5 Eylül 2011 Pazartesi

Evim, Evim, Güzel Evim


Tatil bitti ve ben tekrar sahalardayım. Şu an itibari ile henüz tatil modundan çıkarak işe adaptasyonunu sağlamış değilim ve hala 50 (yazı ile: Elli) e-posta okunmayı bekliyor. Hadi okuduk diyelim bir sürü de yapacak şey çıkacak okuduktan sonra. En iyisi okumamak bir süre daha. Deve kuşu gibi kafamı kuma gömeyim bari.

İçimde ki çalışma şevki neredeyse tamamen sırra kadem basmış durumda. Tatil dönüşü daha bir iştiyak olur diye ümit etmiştim ama nerdeeeee. Sanırım ben o çalışmak için doğanlardan değilim.
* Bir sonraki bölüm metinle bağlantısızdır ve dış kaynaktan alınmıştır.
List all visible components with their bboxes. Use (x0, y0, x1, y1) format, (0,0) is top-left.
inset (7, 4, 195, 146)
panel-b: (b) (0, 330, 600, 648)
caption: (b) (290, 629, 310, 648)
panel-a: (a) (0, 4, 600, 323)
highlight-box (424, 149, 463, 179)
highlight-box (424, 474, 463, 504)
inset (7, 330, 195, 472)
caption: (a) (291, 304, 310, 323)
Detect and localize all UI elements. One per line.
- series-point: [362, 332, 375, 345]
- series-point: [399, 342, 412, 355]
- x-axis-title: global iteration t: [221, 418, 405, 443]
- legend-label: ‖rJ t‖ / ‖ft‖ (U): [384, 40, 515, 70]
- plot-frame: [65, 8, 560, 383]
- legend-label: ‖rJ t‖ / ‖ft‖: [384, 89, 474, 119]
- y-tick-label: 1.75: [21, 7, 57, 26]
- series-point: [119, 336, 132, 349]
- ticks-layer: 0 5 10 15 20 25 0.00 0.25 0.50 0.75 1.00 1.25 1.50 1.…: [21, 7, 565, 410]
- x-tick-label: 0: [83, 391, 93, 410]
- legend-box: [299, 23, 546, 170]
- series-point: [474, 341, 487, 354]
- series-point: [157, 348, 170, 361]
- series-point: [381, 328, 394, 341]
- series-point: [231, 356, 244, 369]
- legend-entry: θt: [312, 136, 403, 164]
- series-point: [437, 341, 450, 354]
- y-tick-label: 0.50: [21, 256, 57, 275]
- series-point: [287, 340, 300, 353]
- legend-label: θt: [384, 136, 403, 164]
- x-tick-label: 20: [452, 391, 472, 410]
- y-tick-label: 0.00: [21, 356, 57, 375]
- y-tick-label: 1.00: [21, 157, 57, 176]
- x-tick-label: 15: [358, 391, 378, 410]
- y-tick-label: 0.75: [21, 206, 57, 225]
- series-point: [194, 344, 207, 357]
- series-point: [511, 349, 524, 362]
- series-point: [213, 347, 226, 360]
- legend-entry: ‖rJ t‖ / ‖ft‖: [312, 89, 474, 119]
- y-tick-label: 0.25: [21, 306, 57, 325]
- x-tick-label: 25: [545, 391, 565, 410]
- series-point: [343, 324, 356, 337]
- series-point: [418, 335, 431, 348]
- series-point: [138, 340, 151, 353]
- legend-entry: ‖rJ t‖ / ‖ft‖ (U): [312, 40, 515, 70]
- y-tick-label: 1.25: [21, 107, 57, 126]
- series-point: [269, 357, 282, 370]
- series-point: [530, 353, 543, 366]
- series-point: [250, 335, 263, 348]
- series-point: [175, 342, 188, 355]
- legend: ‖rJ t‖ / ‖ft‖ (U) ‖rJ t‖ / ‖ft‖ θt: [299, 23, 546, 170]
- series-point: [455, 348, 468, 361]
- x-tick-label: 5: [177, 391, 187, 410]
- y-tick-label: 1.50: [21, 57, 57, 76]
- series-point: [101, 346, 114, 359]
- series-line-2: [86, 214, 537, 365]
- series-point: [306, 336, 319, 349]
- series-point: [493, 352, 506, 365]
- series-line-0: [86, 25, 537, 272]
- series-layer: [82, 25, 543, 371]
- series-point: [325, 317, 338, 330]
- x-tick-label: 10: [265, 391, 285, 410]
Tembellik mi bunun adı? Tam olarak değil galiba. Bu başka birşey resmen. Tembelliğin çok ileri bir formu olsa gerek.

Herneyse, hayat tekrar ramazan öncesi rutinine gönüyor galiba ve ben beni heyecanladıracak birşeylerin beklentisi ile tekrar birbirine benzer günleri yaşamaya devam edeceğim.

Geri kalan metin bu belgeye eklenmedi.